An updated pam_krb5 package that fixes various bugs is now available for Red Hat Enterprise Linux 6.
The pam_krb5 package allows PAM-aware applications to check user passwords with the help of a Kerberos KDC.
When a client logged into a remote host using SSH with GSSAPI authentication, configured to re-delegate credentials when the client obtains fresh credentials, pam_krb5 created a new credential cache on the remote host in addition to the cache created by SSH. Consequently, the credential cache that pam_krb5 had created for the user's session would not be updated when they were renewed on the client. This update prevents pam_krb5 from creating its own cache in the scenario described, so the credential delegation mechanism is not interfered with.

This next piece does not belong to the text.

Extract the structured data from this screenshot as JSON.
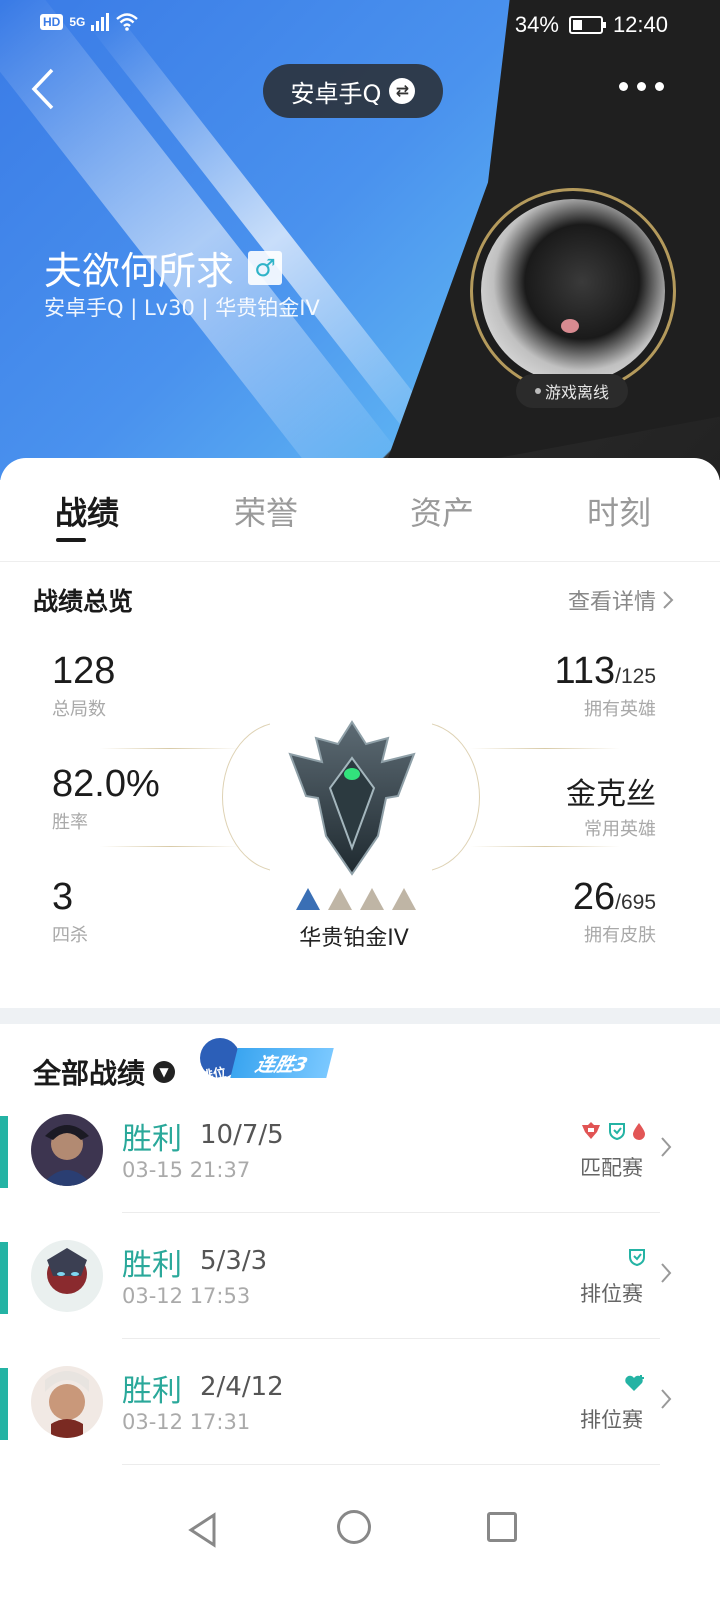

Prior to this update, when a client attempted to perform a password change after using a non-password-based pre-authentication mechanism (such as a Smart Card), the pam_krb5 module would unnecessarily prompt for the user's PIN (twice). This update corrects this bug.
- BZ#720609, BZ#722489, BZ#733803
When a client, using SSH, logged into a remote host using the PasswordAuthentication mechanism, two credential caches would be created for the user on the remote host, but only one of them would be removed when the user logged out. This update no longer creates the second, redundant cache.
All users of pam_krb5 are advised to upgrade to this updated package, which fixes these bugs.